Urros Masculinos lança Tudo aqui fora escrito, tudo fora escrito ali, coletânea de poetas e contistas que não revolucionaram a história
As antologias normalmente retomam aquelas obras que, de antemão, legitimamos: constituem Histórias de H maiúsculo. São coleções de um tempo cartografado, de uma geografia imaginária, de um autor em busca da canonização em papel. O grupo literário Urros Masculinos se mete a propor uma outra ética e catalogar o presente. Na antologia Tudo aqui fora escrito, tudo fora escrito ali, o coletivo recorta a obra de escritores mais ou menos novatos: vieram à tona das publicações nos últimos dez anos. Fechando a década em que os marcadores zeraram, a compilação repercute uma nova lógica de espaço-tempo, em que a vivência da nostalgia e as previsões do futuro se confundem. “Normalmente a Academia diz que você precisa dar um tempo antes de identificar o que de bom ou de ruim foi feito. A gente fala muito do que se produziu na Geração 65, nos anos 80. Mas e o que foi publicado na última década?”, questiona Wellington de Melo, um dos organizadores.

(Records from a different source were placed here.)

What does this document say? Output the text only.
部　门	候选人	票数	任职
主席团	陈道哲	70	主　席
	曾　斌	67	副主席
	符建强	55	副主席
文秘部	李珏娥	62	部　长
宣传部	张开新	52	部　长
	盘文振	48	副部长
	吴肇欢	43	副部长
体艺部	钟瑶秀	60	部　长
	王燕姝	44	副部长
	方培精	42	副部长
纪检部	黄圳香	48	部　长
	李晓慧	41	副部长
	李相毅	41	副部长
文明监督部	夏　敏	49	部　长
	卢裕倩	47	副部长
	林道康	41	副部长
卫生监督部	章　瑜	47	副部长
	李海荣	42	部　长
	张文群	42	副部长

Wellington é também um dos integrantes da compilação, que agrupa poesias e contos de 10 escritores. Junto a ele estão os poetas Adélia Coelho, Amanda Moraes, Artur Rogério, Helder Herik, além dos ficcionistas Artur Lins, Bruno Piffardini, Cristhiano Aguiar, Fernando Farias e Jean Santos. A antologia faz reverberar um mosaico deste conjunto de autores (de diversas idades), em busca de uma marca geracional para o nosso presente literário. “Alguns dos escritores dificilmente teriam apoio público para publicar de outra forma. Conseguimos aprovar o projeto no Conselho Municipal de Cultura e o livro calhou de ficar pronto às vésperas da Free Porto, onde vamos lançá-lo”, diz Wellington. O evento ocorre em paralelo à Fliporto, entre os dias 6 e 8.
Nem todos os participantes são pernambucanos. Wellington lembra o caso do baiano Cristhiano Aguiar e do paulista Bruno Piffardini. “Eles não nasceram aqui, mas moram em Pernambuco e seus trabalhos dialogam com o que acontece por aqui”. Cristhiano, autor do livro de contos Ao lado do muro, além de ser um dos editores da revista Crispim, divide as páginas com escritores nunca antes publicados, descobertos na sorte dos blogs rede afora. Amanda Moraes, por exemplo, tem apenas 20 anos – e uma poesia com a densidade de 50 anos de adolescência. Seu verso cambaleia entre a dominação e a emancipação: diz que “paradoxalmente, vou-me construindo, como se eu carregasse em mim peso e leveza, um pouco de patrão e de negrinho”. Helder Erick, natural de Garanhuns, também debutou na internet. “Conheci Erick através do seu blog, mas só vamos nos conhecer pessoalmente durante a Free Porto”, conta Wellington.
A despeito dos enfeites do bom gosto, a publicação sai do forno em festa no sábado (7), às 22h, no Francis Drinks (Av. Alfredo Lisboa, 33, Bairro do Recife). Uma mesa de discussão, antes da bombação com DJs, deve reunir Delmo Montenegro e Johnny Martins, autores dos prefácios do livro, que jogam conversa fora sob a mediação da drag queen Gera Cyber. Tudo nos trinques de um grupo que ensaia um reordenamento da nossa lógica de recepção. “O Urros busca experimentações na maneira de fazer a literatura circular. A gente sempre pensa que a literatura tem que ser feita em mesas, em livrarias, em um lugar esterilizado. Quando a gente reduz a literatura a estes espaços, termina tolhendo sua liberdade”, diz Wellington. Entre as investidas, está o literal lançamento de livros que acontece na Free Porto. “Escritores jogando livros na rua pode ser uma imagem muito forte, mas queremos subverter a ideia de coquetel”.
A estratégia tem contrapartida literária no emblemático Wellington de Melo, poema que o próprio assina (ler ao lado), com ares de prefácio. “O título é uma auto-ironia. Representa um pouco a angústia de uma geração que percebe que escritor famoso que vai viver de literatura no Brasil é quase uma ilusão. O poema é a negação das ilusões da fama”, diz Wellington. Afirma, no entanto, que o Urros não é um coletivo meramente anárquico. “A gente não tem uma postura de se opor ao sistema, de vender livro de porta em porta. Temos conhecimento de editoração, diagramação. Sabemos que podemos procurar editais de cultura, buscar patrocinadores. Não queremos mudar o mundo, mas se a gente conseguir que uma pessoa dê uma olhada para a esquerda ou para a direita e veja algo, a gente chama atenção para a literatura”.